Salah satu deposito nilai kebangsaan itu, adalah beragamnya latar belakang pendiri bangsa, yakni anggota Badan Penyelidik Usaha-Usaha Persiapan Kemerdekaan Iindonesia, Panitia Persiapan Kemerdekaan Indonesia, dan perumusan teks proklamasi.
Keberagamaan itu bukan hanya di dokumen konstitusi, melainkan juga diaktualisasikan pada pengalaman politik dimasa awal Republik Indonesia. Saat ini upaya untuk menanam kembali deposito nilai itu harus dilakukan sejumlah elemen atau komunitas di masyarakat. terkait hal itu. Yudi berpendapat bahwa lembaga negara seperti Badan Pembinaa Ideologi Pancasila mestinya lebih menjalankan fungsi seperti drigen dengan membentuk pusat-pusat studi di berbagai komunitas masyarakat dan memberi stimulan.
Elemen masyarakat yang harus menanam dan medepositokan kembali nila-nilai kebangsaan tersebut, antara lain sekolah, komunitas agama dan adat serta budaya, komunitas kerja dan pemukiman, serta komunitas media, ormas, dan organisasi politik.
Untuk komunitas agama, misalnya, Yudi mengatakan, Indonesia berbeda dengan Eropa.
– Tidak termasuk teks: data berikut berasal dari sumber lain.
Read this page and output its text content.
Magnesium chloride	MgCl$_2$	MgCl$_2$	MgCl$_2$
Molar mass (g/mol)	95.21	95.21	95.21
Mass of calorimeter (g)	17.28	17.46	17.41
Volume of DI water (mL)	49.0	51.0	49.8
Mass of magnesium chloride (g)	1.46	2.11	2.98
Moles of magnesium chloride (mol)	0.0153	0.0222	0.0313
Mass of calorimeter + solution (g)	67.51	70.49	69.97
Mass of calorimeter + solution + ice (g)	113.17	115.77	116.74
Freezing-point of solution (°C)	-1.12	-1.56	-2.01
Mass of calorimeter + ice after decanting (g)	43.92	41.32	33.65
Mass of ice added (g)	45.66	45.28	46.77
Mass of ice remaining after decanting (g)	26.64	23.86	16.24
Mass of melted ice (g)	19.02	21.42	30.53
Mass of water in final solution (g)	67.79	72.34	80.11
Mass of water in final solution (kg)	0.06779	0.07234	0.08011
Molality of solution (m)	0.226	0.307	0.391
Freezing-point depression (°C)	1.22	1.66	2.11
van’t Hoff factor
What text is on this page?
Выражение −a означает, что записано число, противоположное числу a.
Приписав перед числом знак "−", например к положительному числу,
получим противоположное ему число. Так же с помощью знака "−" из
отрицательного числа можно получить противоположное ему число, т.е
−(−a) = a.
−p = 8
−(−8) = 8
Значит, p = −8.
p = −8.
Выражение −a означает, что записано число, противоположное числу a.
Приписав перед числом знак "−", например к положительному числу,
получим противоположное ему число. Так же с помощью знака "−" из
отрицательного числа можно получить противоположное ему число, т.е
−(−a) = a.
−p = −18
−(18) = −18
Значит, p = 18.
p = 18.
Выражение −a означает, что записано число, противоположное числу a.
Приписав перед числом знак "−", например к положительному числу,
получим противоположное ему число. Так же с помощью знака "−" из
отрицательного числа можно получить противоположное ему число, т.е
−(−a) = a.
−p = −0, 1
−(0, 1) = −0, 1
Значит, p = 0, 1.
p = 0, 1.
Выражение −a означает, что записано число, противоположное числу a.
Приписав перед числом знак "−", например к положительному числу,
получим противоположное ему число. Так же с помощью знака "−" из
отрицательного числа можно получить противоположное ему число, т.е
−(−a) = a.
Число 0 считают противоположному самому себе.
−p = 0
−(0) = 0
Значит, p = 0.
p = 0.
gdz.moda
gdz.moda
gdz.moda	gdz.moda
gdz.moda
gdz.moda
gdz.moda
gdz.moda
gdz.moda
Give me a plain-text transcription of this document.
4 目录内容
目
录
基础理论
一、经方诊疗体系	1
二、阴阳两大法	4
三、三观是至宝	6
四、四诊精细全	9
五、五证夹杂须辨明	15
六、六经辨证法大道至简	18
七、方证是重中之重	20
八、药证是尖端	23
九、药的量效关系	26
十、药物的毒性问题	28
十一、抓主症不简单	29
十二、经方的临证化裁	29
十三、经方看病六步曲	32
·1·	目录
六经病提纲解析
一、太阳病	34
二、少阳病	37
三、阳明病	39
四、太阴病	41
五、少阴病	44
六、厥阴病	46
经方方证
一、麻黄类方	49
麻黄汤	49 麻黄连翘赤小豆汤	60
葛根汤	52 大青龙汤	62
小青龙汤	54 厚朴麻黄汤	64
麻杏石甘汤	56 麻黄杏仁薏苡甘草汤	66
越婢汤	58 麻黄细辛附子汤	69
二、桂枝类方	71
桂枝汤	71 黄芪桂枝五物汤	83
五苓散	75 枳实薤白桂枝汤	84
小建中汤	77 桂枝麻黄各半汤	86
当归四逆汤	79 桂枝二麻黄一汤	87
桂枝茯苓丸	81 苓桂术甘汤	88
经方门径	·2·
Di Eropa, kebangkitan nasionalisme diartikan dengan pudarnya agama di ruang publik Namun, di Indonesia, kebangkitan agama dan nasionalisme terjadi beriringan. “jadi jangan coba-coba memperhadapkan kebangsaan dengan agama di Indonesia,”
ia menambahkan, saham kebangsaan di Indonesia justru berasal dari sham agama-agama. Oleh karena itu, Negara mesti minta tolong pada komunitas Agama untuk membudayakan nilai-nilai pancasila di dalam komunitasnya.
Direktur LP3ES Fajar Nursahid mengatakan, tema “Kebangsaan dan Religiusitas” dipilih karena saat ini ada dikotomi cukup kuat di antara dua hal itu padahal, dua hal itu telah jadi modal sosial dan potensi bangsa sehingga tidak ada alasan untuk didikotomikan.
Jika antara religiositas dan kebangsaan terus dikotomikan, Fajar khawatir konsep negara bangsa yang diniatkan para pendiri negra bisa hilang. “kalaupun berjalan, (konsep negara bangsa akan) keropos karena tidak ditopang dua kaki (kebangsaan dan religiositas) yang equal.